A Pew Research Center study found that 5 percent or less of consumers who use the Internet to study or buy music, cell phones and homes post ratings online. Seven percent of Americans use the Internet as their primary social communication tool, but they are confused and ambivalent about that sense of connection.
These are mainly men between the ages of 25 and 30, and although they also use electronic devices for entertainment, "a lot of people think it's good to take a break from the Internet." If this sense of burnout spreads, the first thing to give up is to talk about the connection with the merchant and its brand.
It has been pointed out that social media will revolutiontate marketing. How far-reaching is this change? I don't think it's possible to reach a conclusion for a number of reasons:
First, social media does not change the main purpose and principle of marketing, which is to get and retain customers by meeting their needs.
Second, social networks amplify the potential importance of customer word-of-mouth referral brands, because the impact of word-of-mouth advertising has long been recognized by marketers.
Third, Facebook, Twitter and other social media, like previous print or broadcast media, must rely on paid advertising or sponsorship from marketing merchants to offset their costs.
Finally, marketers have long used emerging media while retaining existing ones. Television did not wipe out newspaper advertisements. Direct mail has boosted, rather than eaten up, retail sales.
It's clear that the usefulness of social media hasn't revolutioned marketing, but has improved marketing -- in terms of market research, new product development, and customer engagement, brand positioning, targeting customers, and content creation.
On the other hand, marketers face a double challenge: they have less control over social media than other online or traditional media, and the reach and frequency of consumer word-of-mouth propaganda is dramatically magnified.
A particular concern is that consumers trust their peers more than marketers. Nine percent of Internet users trust the recommendations of people they know, while 70 percent trust comments posted online by strangers.
Good marketers are increasingly aware that any mistake can spread around the world in almost instant, so they monitor what they say about other brands online.

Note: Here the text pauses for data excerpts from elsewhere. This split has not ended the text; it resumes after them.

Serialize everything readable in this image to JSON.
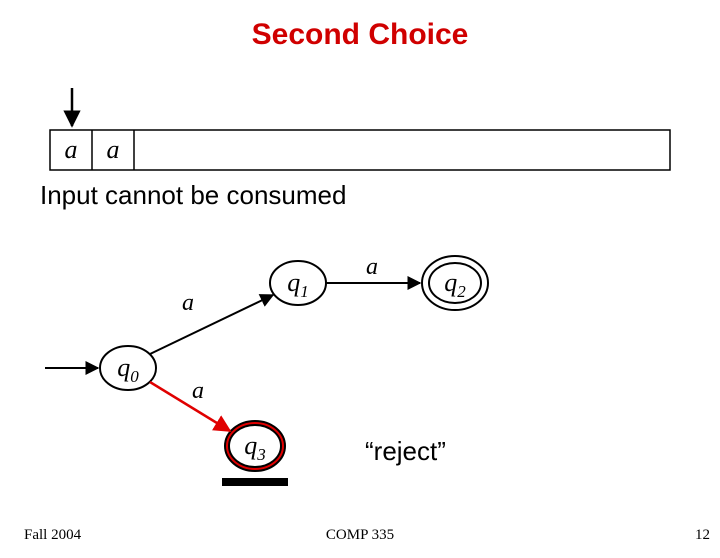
{
  "title": "Second Choice",
  "caption": "Input cannot be consumed",
  "reject_label": "“reject”",
  "tape": {
    "cells": [
      "a",
      "a"
    ]
  },
  "states": {
    "q0": {
      "label": "q",
      "sub": "0"
    },
    "q1": {
      "label": "q",
      "sub": "1"
    },
    "q2": {
      "label": "q",
      "sub": "2",
      "accepting": true
    },
    "q3": {
      "label": "q",
      "sub": "3",
      "highlighted": true
    }
  },
  "transitions": [
    {
      "from": "start",
      "to": "q0",
      "label": ""
    },
    {
      "from": "q0",
      "to": "q1",
      "label": "a"
    },
    {
      "from": "q1",
      "to": "q2",
      "label": "a"
    },
    {
      "from": "q0",
      "to": "q3",
      "label": "a",
      "highlighted": true
    }
  ],
  "footer": {
    "left": "Fall 2004",
    "center": "COMP 335",
    "right": "12"
  }
}
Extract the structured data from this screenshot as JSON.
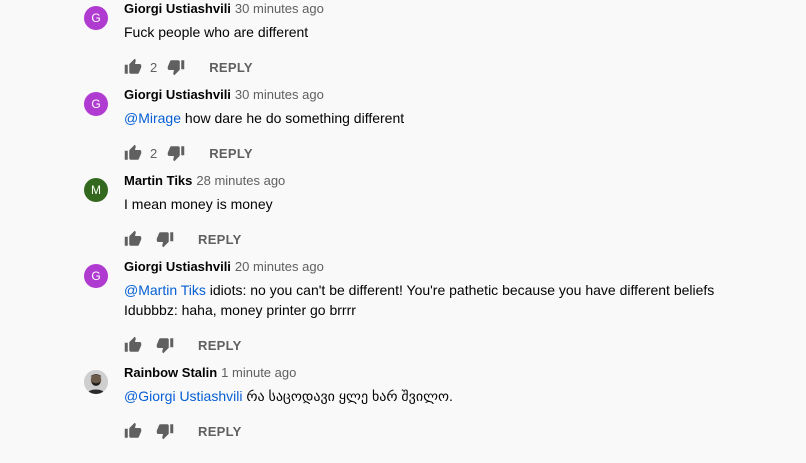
{
  "comments": [
    {
      "author": "Giorgi Ustiashvili",
      "avatar_letter": "G",
      "avatar_color": "#b03bd1",
      "time": "30 minutes ago",
      "mention": "",
      "text": "Fuck people who are different",
      "line2": "",
      "likes": "2",
      "reply_label": "REPLY"
    },
    {
      "author": "Giorgi Ustiashvili",
      "avatar_letter": "G",
      "avatar_color": "#b03bd1",
      "time": "30 minutes ago",
      "mention": "@Mirage",
      "text": " how dare he do something different",
      "line2": "",
      "likes": "2",
      "reply_label": "REPLY"
    },
    {
      "author": "Martin Tiks",
      "avatar_letter": "M",
      "avatar_color": "#33691e",
      "time": "28 minutes ago",
      "mention": "",
      "text": "I mean money is money",
      "line2": "",
      "likes": "",
      "reply_label": "REPLY"
    },
    {
      "author": "Giorgi Ustiashvili",
      "avatar_letter": "G",
      "avatar_color": "#b03bd1",
      "time": "20 minutes ago",
      "mention": "@Martin Tiks",
      "text": " idiots: no you can't be different! You're pathetic because you have different beliefs",
      "line2": "Idubbbz: haha, money printer go brrrr",
      "likes": "",
      "reply_label": "REPLY"
    },
    {
      "author": "Rainbow Stalin",
      "avatar_letter": "",
      "avatar_color": "#d9d9d9",
      "time": "1 minute ago",
      "mention": "@Giorgi Ustiashvili",
      "text": " რა საცოდავი ყლე ხარ შვილო.",
      "line2": "",
      "likes": "",
      "reply_label": "REPLY"
    }
  ],
  "icons": {
    "like": "thumb-up-icon",
    "dislike": "thumb-down-icon"
  },
  "colors": {
    "mention": "#065fd4",
    "secondary_text": "#606060",
    "background": "#f9f9f9"
  }
}
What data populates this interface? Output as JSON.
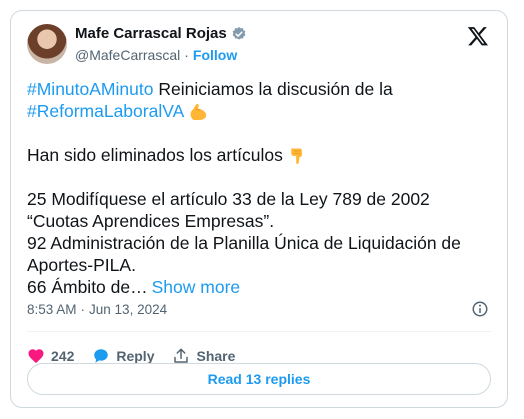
{
  "author": {
    "name": "Mafe Carrascal Rojas",
    "handle": "@MafeCarrascal",
    "separator": "·",
    "follow_label": "Follow"
  },
  "tweet": {
    "line1_hashtag": "#MinutoAMinuto",
    "line1_text": " Reiniciamos la discusión de la",
    "line2_hashtag": "#ReformaLaboralVA",
    "line3": "Han sido eliminados los artículos",
    "line4": "25 Modifíquese el artículo 33 de la Ley 789 de 2002",
    "line5": "“Cuotas Aprendices Empresas”.",
    "line6": "92 Administración de la Planilla Única de Liquidación de",
    "line7": "Aportes-PILA.",
    "line8": "66 Ámbito de…",
    "show_more": "Show more"
  },
  "meta": {
    "time": "8:53 AM",
    "separator": "·",
    "date": "Jun 13, 2024"
  },
  "actions": {
    "likes": "242",
    "reply_label": "Reply",
    "share_label": "Share"
  },
  "read_replies_label": "Read 13 replies",
  "colors": {
    "accent": "#1d9bf0",
    "like": "#f91880",
    "text": "#0f1419",
    "muted": "#536471",
    "border": "#cfd9de"
  },
  "icons": [
    "verified-badge-icon",
    "x-logo-icon",
    "flexed-biceps-emoji",
    "pointing-down-emoji",
    "info-icon",
    "heart-icon",
    "reply-bubble-icon",
    "share-icon"
  ]
}
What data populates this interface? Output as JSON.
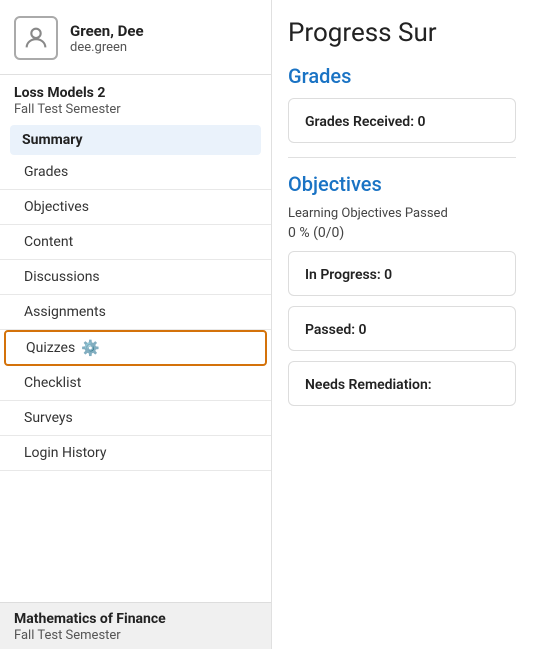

The more the world becomes interconnected, the more we want to emphasize localization, a trend that creates opportunities for marketers
Trends are rarely so black and white
At all levels, location remains important
This creates new opportunities for marketers
Experts and observers are always quick to point out the changing business environment and predict the demise of old ways of thinking: numbers will replace entities;
But as we have seen, trends are rarely so black and white, and tilting towards one side does not always mean the demise of the other.
In some cases, we see ourselves as global citizens, meeting our needs with the most value for money brands, regardless of country of origin, while joining the local communities where we live today, supporting local businesses and local products.
The cost of not doing the right thing is very high. Wal-Mart has lagged behind Carrefour in China for years, and there are still relatively few joint ventures there. Carrefour is regarded as outstanding in local adjustment.
The forces of globalization have not yet reached the point where places become irrelevant. Countries remain the organizational structure of the world's population. Even the most globalized people spend most of their time in a small area.
The more the world becomes interconnected, the more we want to emphasize localization. Such trends create opportunities for marketers. At the local level, barriers to market entry are minimal and many consumers are happy to give local suppliers a chance.
For global marketers, however, they can take advantage of the economies of scale and scope of globalization and provide them with tailored products and services based on differences in consumer preferences between communities, cities and villages, developed and emerging economies, between one continent and another.
At all levels, location remains important.